Angkas officials led by George Royeca announced that the technical working group (TWG) of the Department of Transportation (DOTr) had given the go-signal for the test run, which will be conducted over a period of six months. The TWG was formed by the DOTr a few months ago to conduct a feasibility study on the safety and convenience of the app-based motorcycle service for the commuters.
The pilot run will be closely monitored not only by Angkas but also by the DOTr-TWG, the Land Transportation Office (LTO), the Land Transportation Franchising and Regulatory Board (LTFRB), the Philippine National Police–Highway Patrol Group (PNP-HPG), and the Metropolitan Manila Development Authority (MMDA). The data from the pilot run will be collated every month by the monitoring teams, and will eventually be used by the Senate to decide on the fate of a pending bill that would legalize motorcycle taxis.
But before Angkas is allowed to resume operations, the DOTr-TWG has a new condition it must follow: for its 27,000 riders to regularly brief the passengers on safe and proper riding habits.
Angkas is willing and ready to comply. “Ang ating magiging bagong marketing campaign will be focused on the passengers. Kondisyon po ito ng technical working group at ito’y binigyang-diin ni Assistant Secretary Edgar Galvante (of the Land Transportation Office),” says Royeca.
Angkas is hoping its safety campaign will be drilled into the heads of every passenger as the embattled company pushes for zero-accident record. Its current safety record is at 99.997%.
The photos here are just among the many safety campaign materials prepared by Angkas. They focus on correct body position when riding, proper use of helmet, holding on to the rider’s waist (not on his shoulders), and leaning with the rider when the bike is turning, among others.

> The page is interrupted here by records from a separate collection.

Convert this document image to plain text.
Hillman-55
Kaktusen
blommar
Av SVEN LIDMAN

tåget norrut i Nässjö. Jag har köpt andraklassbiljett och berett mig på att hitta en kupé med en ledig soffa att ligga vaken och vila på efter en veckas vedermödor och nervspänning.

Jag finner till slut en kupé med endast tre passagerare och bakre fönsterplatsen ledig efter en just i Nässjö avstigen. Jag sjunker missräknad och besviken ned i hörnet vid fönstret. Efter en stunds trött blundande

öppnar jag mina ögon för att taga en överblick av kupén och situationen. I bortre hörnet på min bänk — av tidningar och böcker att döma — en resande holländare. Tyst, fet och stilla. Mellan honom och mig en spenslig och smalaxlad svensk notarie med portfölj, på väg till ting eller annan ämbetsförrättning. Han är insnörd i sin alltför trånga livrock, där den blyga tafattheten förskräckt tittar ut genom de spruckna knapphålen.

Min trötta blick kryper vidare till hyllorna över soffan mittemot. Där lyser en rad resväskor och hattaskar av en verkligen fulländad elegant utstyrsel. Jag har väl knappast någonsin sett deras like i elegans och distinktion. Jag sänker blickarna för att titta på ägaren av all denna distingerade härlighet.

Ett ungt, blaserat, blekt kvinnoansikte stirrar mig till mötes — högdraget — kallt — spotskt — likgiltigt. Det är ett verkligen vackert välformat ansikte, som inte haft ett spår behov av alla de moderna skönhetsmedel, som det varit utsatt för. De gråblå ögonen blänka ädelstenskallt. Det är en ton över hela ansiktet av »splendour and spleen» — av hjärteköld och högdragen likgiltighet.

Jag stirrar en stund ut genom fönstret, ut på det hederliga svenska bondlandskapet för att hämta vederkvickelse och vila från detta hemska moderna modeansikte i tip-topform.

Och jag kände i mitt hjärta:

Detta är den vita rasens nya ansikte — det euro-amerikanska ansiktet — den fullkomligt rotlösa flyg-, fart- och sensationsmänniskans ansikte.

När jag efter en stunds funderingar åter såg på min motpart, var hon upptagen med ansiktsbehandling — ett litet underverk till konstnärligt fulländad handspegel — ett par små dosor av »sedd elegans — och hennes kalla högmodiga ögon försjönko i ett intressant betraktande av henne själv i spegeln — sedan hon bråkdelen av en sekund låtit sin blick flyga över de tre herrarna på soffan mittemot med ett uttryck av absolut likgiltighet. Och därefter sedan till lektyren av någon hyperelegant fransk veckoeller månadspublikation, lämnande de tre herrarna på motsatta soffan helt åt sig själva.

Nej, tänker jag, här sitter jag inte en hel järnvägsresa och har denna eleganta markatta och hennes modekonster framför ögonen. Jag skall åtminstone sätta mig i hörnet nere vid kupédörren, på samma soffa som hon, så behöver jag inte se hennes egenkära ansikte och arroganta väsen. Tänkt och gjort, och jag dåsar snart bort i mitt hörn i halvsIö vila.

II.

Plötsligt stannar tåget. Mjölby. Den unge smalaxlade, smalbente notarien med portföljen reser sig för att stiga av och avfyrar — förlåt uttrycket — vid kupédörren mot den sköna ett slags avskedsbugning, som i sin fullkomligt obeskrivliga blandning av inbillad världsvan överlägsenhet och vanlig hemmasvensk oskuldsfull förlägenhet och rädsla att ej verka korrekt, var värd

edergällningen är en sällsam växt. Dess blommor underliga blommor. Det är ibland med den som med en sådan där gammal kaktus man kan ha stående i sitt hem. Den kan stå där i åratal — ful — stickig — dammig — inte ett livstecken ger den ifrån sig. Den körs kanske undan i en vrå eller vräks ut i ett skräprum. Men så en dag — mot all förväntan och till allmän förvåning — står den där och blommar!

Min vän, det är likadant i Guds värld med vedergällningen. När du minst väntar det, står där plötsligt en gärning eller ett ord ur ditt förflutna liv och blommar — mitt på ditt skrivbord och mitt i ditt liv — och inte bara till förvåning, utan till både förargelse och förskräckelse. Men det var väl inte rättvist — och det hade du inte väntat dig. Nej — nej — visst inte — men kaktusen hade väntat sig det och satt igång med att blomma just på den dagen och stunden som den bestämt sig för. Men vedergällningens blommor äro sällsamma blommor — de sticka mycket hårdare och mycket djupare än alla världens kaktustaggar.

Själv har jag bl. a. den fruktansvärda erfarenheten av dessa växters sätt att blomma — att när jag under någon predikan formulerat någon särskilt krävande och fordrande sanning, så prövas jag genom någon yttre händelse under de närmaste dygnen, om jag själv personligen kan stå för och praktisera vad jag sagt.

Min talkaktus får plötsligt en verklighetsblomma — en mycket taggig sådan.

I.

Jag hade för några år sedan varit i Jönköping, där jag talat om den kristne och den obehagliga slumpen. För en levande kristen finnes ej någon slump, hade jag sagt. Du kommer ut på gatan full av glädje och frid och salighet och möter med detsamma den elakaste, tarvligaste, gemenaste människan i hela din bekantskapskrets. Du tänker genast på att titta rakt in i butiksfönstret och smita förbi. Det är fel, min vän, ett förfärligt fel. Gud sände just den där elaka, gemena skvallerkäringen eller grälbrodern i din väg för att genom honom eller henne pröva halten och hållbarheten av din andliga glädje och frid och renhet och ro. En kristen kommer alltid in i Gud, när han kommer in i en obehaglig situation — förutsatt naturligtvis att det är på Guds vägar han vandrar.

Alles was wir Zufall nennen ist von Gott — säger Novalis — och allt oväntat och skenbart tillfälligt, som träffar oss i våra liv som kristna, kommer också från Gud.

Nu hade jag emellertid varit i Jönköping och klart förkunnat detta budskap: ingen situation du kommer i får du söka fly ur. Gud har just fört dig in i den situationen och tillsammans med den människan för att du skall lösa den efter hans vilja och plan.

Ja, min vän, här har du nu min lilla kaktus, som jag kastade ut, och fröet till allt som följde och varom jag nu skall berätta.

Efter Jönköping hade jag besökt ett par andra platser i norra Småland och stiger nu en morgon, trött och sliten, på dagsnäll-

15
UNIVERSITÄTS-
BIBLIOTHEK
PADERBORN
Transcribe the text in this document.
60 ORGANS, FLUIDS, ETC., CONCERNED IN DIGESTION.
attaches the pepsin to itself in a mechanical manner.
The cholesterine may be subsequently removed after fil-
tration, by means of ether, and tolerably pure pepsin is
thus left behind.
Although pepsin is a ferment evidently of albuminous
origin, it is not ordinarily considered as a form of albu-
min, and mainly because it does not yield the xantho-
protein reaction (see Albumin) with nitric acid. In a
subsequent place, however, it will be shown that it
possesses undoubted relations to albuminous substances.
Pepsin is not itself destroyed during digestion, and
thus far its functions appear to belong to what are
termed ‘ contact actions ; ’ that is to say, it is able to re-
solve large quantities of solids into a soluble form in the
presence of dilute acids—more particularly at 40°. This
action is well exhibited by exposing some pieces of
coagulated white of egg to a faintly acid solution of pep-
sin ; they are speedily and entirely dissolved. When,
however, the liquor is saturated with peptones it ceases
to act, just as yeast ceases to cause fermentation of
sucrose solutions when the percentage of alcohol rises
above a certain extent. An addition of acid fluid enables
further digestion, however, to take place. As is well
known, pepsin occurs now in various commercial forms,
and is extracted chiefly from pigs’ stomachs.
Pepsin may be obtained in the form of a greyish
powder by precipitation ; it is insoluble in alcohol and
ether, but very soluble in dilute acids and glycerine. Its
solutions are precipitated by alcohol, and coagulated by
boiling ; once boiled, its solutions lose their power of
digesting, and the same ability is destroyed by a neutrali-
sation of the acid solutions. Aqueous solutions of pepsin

Another new safety feature to be implemented by Angkas is the use of reflectorized vests with side straps on which passengers can hold on to while the motorcycle is in motion. It also launched a new safety riding campaign for Angkas riders dubbed ‘OKSTOP,’ which stands for overspeeding, ‘kanto’ or proper cornering, ‘singit’ or lane filtering, tailgating, overtaking, and parallel driving.
The safety guidelines specifically state that passengers suffering from epilepsy and heart illness will not be allowed to use Angkas. The same goes for those under the influence of liquor.
How will these safety reminders be disseminated to the riding public? Aside from publishing the campaign materials on print and digital media platforms, Angkas riders are obliged to conduct a safety briefing to the passengers based on the campaign leaflets that they will always carry around while on duty. “It’s just like watching airline crew doing the safety and emergency routine for passengers before a plane would take off,” Royeca explained.
Angkas also staged another re-training program for thousands of its so-called ‘rider-partners’ at the San Andres Complex in Manila as part of the conditions set by the DOTr.
Impressed? Well, we only hope that this whole exercise will not just be ningas-kugon (a common Filipino trait of enthusiastically starting something, only to lose steam later on) so that our legislators can finally be convinced to legalize these motorcycle taxis and help alleviate the plight of the commuters.